Een kleine geschiedenis van kennis
Wetenschapshistorici stellen dat het concept ‘feit’ zijn moderne betekenis kreeg tijdens de wetenschappelijke revolutie in de zeventiende eeuw. Natuurwetenschappers zoals Galilei en Newton gaan dan wiskundige technieken en experimenten combineren met systematische waarneming.
Eigen observatie neemt de plaats in van het geloof in teksten en ideeën van destijds gezaghebbende denkers als Aristoteles. In Engeland werd in 1660 de Royal Society opgericht, een wetenschappelijk genootschap van heren uit de hogere stand. Het doel van dit genootschap was om in een periode van heftige religieuze en politieke conflicten kennis te maken op basis van feiten in plaats van religieuze of metafysische argumenten en zonder inmenging van politieke leiders. Dit zou een vreedzame samenleving kunnen bewerkstelligen.
De Ierse scheikundige en filosoof Robert Boyle, lid van de Royal Society, pleitte ervoor naar ‘de feiten zelf’ te kijken. Hij stelde dat natuurkundige feiten gekend kunnen worden door het verrichten van proeven met behulp van instrumenten, onder toezicht van betrouwbare getuigen van de Royal Society.

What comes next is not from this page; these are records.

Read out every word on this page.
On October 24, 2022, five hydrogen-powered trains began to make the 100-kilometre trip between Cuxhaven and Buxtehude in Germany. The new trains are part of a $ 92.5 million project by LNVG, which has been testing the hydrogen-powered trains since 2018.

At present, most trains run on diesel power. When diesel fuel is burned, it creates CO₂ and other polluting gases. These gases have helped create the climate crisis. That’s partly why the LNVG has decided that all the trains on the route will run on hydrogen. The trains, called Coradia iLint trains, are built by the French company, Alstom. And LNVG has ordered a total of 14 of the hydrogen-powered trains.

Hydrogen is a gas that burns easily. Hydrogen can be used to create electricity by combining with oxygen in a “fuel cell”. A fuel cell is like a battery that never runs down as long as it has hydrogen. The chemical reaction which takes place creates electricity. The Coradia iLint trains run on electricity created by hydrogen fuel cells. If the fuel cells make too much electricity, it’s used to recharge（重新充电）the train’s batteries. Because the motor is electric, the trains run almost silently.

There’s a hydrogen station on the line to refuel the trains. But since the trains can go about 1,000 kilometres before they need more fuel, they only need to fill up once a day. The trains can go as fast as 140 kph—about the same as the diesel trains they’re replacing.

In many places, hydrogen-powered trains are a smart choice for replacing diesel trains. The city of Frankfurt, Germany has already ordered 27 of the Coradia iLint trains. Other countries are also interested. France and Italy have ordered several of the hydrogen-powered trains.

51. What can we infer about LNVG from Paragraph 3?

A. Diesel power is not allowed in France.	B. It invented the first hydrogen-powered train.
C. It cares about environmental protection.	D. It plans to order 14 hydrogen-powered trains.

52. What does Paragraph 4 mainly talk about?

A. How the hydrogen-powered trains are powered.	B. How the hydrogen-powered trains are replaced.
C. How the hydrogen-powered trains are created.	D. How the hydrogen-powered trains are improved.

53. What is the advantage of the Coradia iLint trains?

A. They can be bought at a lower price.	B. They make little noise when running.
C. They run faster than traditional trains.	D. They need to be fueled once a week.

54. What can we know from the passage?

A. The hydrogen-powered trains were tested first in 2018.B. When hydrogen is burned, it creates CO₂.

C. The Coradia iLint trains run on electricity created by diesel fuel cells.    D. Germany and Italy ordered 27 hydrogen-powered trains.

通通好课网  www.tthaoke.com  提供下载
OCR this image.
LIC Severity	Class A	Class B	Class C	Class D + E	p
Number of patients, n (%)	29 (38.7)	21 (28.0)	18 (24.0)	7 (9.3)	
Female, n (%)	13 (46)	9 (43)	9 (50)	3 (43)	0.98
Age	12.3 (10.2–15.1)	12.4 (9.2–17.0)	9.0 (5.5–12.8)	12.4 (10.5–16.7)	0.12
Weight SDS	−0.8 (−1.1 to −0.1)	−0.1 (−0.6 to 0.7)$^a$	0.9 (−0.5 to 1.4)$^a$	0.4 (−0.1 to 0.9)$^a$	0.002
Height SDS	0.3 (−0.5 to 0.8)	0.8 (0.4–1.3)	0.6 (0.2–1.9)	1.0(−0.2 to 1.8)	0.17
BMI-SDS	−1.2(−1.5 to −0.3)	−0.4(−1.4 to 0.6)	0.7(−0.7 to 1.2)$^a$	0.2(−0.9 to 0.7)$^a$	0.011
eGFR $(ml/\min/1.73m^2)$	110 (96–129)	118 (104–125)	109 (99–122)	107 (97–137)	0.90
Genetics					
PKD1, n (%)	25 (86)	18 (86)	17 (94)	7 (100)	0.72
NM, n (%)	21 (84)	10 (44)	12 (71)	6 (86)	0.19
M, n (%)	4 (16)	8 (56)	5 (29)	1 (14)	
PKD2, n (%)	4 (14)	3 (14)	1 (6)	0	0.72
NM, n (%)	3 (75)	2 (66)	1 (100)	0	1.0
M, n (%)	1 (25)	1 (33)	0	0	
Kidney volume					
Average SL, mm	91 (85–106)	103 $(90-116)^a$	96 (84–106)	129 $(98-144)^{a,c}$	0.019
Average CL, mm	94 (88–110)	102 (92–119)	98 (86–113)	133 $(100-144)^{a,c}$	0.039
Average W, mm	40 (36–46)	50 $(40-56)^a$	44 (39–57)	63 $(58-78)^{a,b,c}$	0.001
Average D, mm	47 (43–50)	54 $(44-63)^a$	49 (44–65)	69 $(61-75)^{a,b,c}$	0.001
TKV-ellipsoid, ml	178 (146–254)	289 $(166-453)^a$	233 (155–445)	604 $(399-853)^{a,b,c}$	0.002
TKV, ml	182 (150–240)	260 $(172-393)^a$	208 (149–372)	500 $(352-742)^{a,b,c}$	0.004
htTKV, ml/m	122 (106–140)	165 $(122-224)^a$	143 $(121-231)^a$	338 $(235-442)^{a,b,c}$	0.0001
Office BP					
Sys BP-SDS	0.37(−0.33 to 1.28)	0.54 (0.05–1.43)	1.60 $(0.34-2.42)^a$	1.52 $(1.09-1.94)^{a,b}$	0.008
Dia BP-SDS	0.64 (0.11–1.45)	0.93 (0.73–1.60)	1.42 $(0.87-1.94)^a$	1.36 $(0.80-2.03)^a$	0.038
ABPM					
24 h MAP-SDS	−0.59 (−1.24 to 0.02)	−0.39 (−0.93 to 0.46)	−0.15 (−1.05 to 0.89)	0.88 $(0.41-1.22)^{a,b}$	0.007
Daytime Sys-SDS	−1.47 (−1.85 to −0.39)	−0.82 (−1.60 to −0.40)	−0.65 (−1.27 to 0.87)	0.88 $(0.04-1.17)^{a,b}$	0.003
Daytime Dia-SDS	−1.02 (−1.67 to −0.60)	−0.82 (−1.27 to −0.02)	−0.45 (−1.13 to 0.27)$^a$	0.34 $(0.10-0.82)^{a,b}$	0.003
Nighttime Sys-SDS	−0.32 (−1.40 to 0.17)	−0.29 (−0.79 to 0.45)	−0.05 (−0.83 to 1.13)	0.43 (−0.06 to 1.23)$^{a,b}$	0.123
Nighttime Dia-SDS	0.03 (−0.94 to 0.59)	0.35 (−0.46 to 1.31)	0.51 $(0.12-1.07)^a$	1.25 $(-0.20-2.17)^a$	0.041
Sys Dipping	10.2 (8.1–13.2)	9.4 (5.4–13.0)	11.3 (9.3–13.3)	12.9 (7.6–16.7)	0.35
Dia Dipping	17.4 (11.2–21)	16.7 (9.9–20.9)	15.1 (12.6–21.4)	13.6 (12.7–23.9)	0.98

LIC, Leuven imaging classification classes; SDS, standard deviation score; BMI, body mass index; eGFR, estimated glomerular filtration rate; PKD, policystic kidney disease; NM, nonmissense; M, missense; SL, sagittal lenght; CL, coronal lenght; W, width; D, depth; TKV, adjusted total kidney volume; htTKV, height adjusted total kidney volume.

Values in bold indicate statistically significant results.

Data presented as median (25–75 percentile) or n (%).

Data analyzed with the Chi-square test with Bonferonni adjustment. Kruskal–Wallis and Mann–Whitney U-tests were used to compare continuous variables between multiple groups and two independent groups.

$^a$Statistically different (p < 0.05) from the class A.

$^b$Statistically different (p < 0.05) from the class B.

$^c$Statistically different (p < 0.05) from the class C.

Dit laatste betekent dat ondanks de retoriek over het functioneren van dingen en de feiten zelf, uiteindelijk het wederzijds vertrouwen van een groep gentlemen nodig was om die feiten vast te stellen, zo betogen wetenschapshistorici Steven Shapin en Simon Schaffer.
Rechtspraak
Ook in de rechtspraak werd in de zestiende en zeventiende eeuw een nieuwe definitie van feiten gehanteerd. Getuigen werden onderdeel van Engelse processen. De jury kreeg de taak deze getuigen te beoordelen. Historicus Barbara Shapiro stelt dat deze jury nieuwe procedures ontwikkelde om mondelinge en schriftelijke getuigenverklaringen te analyseren volgens het principe van de onpartijdigheid om zo een juridisch feit, ofwel een misdaad, te kunnen vaststellen.